Ha vuelto a pasar. Y lo peor es que volverá a ocurrir, como si lo viera. Que me arranquen esta página ya o, mejor, que te arranquen a ti.
Joder, si es que no aprendo. En otra vida tuve que ser un cangrejo, no se me ocurre otra forma de explicar por qué solo camino hacia atrás. No literalmente, se entiende. Aunque casi.
Un día me dije: te vas a sentar en esa silla y te vas a romper en mil pedazos por última vez. Vas a sacarlo todo. A escribirlo. Y será tan jodidamente bonito que dolerá y encantará a partes iguales.

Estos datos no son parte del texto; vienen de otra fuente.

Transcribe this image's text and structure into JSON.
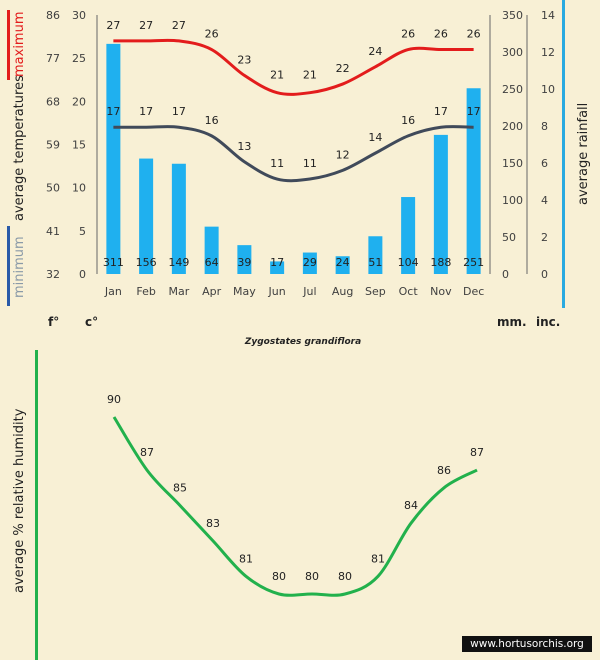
{
  "colors": {
    "background": "#f8f0d5",
    "max_line": "#e31c1c",
    "min_line": "#404a5a",
    "rain_bar": "#1fb0ef",
    "humidity_line": "#22b14c",
    "min_bar": "#2a5aa8",
    "rain_axis": "#2aaae0"
  },
  "labels": {
    "maximum": "maximum",
    "minimum": "minimum",
    "avg_temps": "average temperatures",
    "avg_rainfall": "average rainfall",
    "unit_f": "f°",
    "unit_c": "c°",
    "unit_mm": "mm.",
    "unit_inc": "inc.",
    "species": "Zygostates grandiflora",
    "humidity_axis": "average %  relative humidity",
    "watermark": "www.hortusorchis.org"
  },
  "chart_data": [
    {
      "type": "bar+line",
      "title": "Zygostates grandiflora",
      "categories": [
        "Jan",
        "Feb",
        "Mar",
        "Apr",
        "May",
        "Jun",
        "Jul",
        "Aug",
        "Sep",
        "Oct",
        "Nov",
        "Dec"
      ],
      "series": [
        {
          "name": "maximum",
          "unit": "°C",
          "values": [
            27,
            27,
            27,
            26,
            23,
            21,
            21,
            22,
            24,
            26,
            26,
            26
          ]
        },
        {
          "name": "minimum",
          "unit": "°C",
          "values": [
            17,
            17,
            17,
            16,
            13,
            11,
            11,
            12,
            14,
            16,
            17,
            17
          ]
        },
        {
          "name": "average rainfall",
          "unit": "mm",
          "values": [
            311,
            156,
            149,
            64,
            39,
            17,
            29,
            24,
            51,
            104,
            188,
            251
          ]
        }
      ],
      "y_left_c": {
        "ylim": [
          0,
          30
        ],
        "ticks": [
          0,
          5,
          10,
          15,
          20,
          25,
          30
        ]
      },
      "y_left_f": {
        "ylim": [
          32,
          86
        ],
        "ticks": [
          32,
          41,
          50,
          59,
          68,
          77,
          86
        ]
      },
      "y_right_mm": {
        "ylim": [
          0,
          350
        ],
        "ticks": [
          0,
          50,
          100,
          150,
          200,
          250,
          300,
          350
        ]
      },
      "y_right_inc": {
        "ylim": [
          0,
          14
        ],
        "ticks": [
          0,
          2,
          4,
          6,
          8,
          10,
          12,
          14
        ]
      }
    },
    {
      "type": "line",
      "ylabel": "average %  relative humidity",
      "categories": [
        "Jan",
        "Feb",
        "Mar",
        "Apr",
        "May",
        "Jun",
        "Jul",
        "Aug",
        "Sep",
        "Oct",
        "Nov",
        "Dec"
      ],
      "series": [
        {
          "name": "relative humidity",
          "unit": "%",
          "values": [
            90,
            87,
            85,
            83,
            81,
            80,
            80,
            80,
            81,
            84,
            86,
            87
          ]
        }
      ],
      "ylim": [
        74,
        94
      ]
    }
  ]
}
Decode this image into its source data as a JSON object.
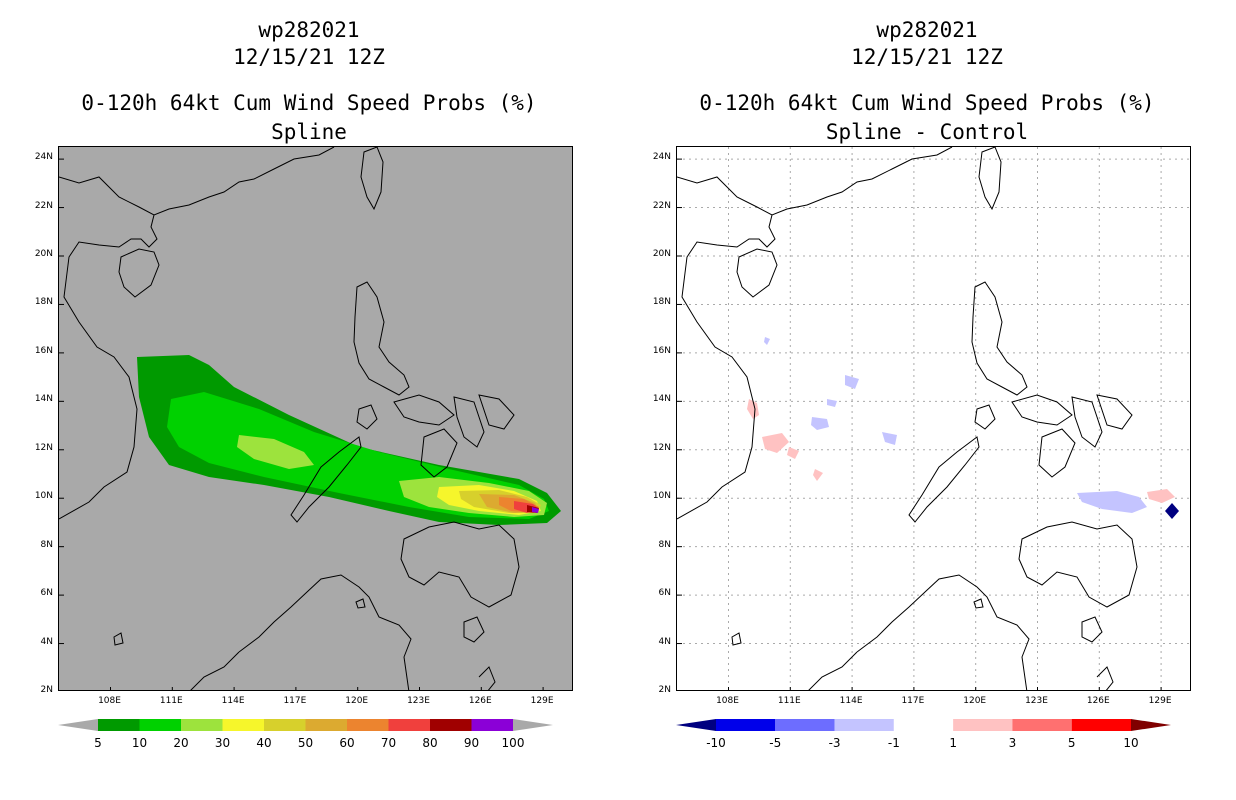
{
  "left_panel": {
    "title_lines": [
      "wp282021",
      "12/15/21 12Z",
      "0-120h 64kt Cum Wind Speed Probs (%)",
      "Spline"
    ],
    "background_color": "#a9a9a9",
    "colorbar": {
      "labels": [
        "5",
        "10",
        "20",
        "30",
        "40",
        "50",
        "60",
        "70",
        "80",
        "90",
        "100"
      ],
      "colors": [
        "#009a00",
        "#00d100",
        "#9de33d",
        "#f6f62b",
        "#d7d02c",
        "#dcaa30",
        "#ec842f",
        "#f0403d",
        "#a00000",
        "#8b00d7"
      ],
      "end_color": "#a9a9a9"
    }
  },
  "right_panel": {
    "title_lines": [
      "wp282021",
      "12/15/21 12Z",
      "0-120h 64kt Cum Wind Speed Probs (%)",
      "Spline - Control"
    ],
    "background_color": "#ffffff",
    "colorbar": {
      "labels": [
        "-10",
        "-5",
        "-3",
        "-1",
        "1",
        "3",
        "5",
        "10"
      ],
      "colors": [
        "#0000ea",
        "#6d6dff",
        "#c4c4ff",
        "#ffffff",
        "#ffc2c2",
        "#ff7070",
        "#ff0000"
      ],
      "end_low_color": "#000080",
      "end_high_color": "#800000"
    }
  },
  "map": {
    "lat_labels": [
      "2N",
      "4N",
      "6N",
      "8N",
      "10N",
      "12N",
      "14N",
      "16N",
      "18N",
      "20N",
      "22N",
      "24N"
    ],
    "lon_labels": [
      "108E",
      "111E",
      "114E",
      "117E",
      "120E",
      "123E",
      "126E",
      "129E"
    ],
    "lat_values": [
      2,
      4,
      6,
      8,
      10,
      12,
      14,
      16,
      18,
      20,
      22,
      24
    ],
    "lon_values": [
      108,
      111,
      114,
      117,
      120,
      123,
      126,
      129
    ],
    "lon_range": [
      105.5,
      130.5
    ],
    "lat_range": [
      2,
      24.5
    ],
    "grid_on_right_panel": true
  }
}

Me senté. Lo saqué y lo escribí. A veces aún lo leo, pero ya no duele.
Hoy vuelve a ser ese día, por diferentes razones. Y es que es la única forma que conozco de reiniciarme.

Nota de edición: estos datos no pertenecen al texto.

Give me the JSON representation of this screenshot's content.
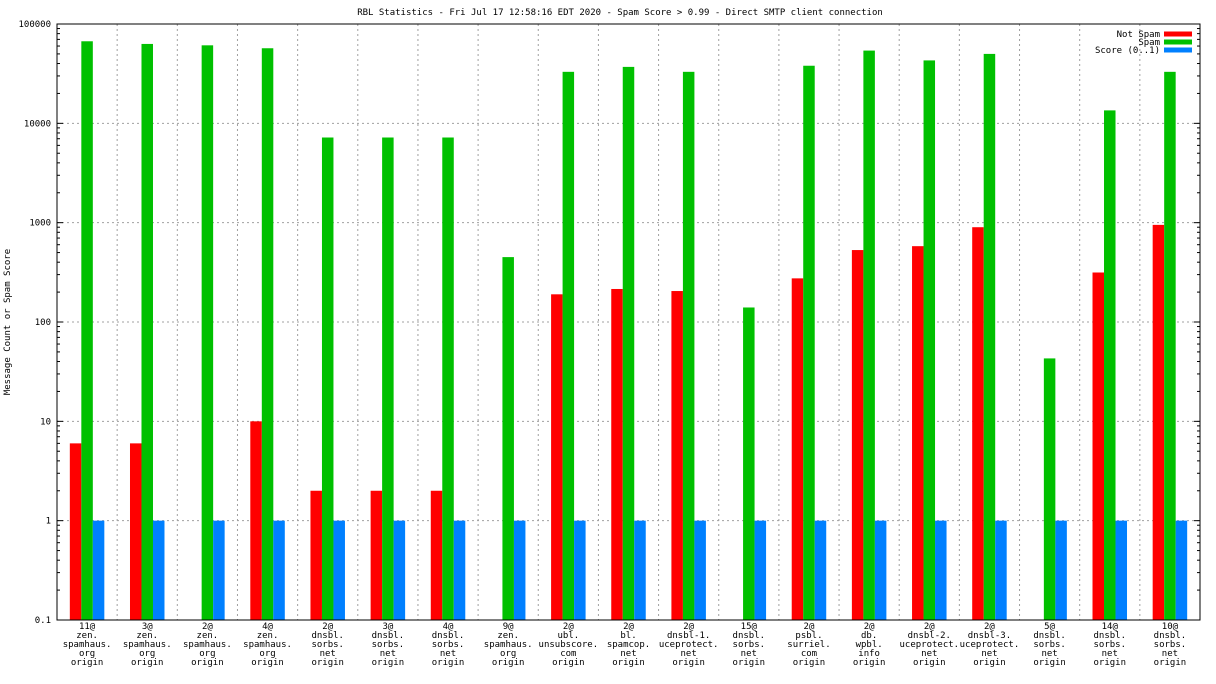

Me falta un 0.05% de mí y no eres tú. Es una muela que, curiosamente, empezó a darme guerra justo después de que tú decidieras dejar de dármela. Cómo son las cosas, oye.
Ahora duerme, como tú. Se siente de lejos y parece que no duele. A ver cuando se me despierte la boca, cuando me levante mañana.
Por ahora se porta bien, como yo. Ahora soy una pieza menos. Mejor dicho, dos piezas menos que acabarán siendo tres, que su pareja también va fuera.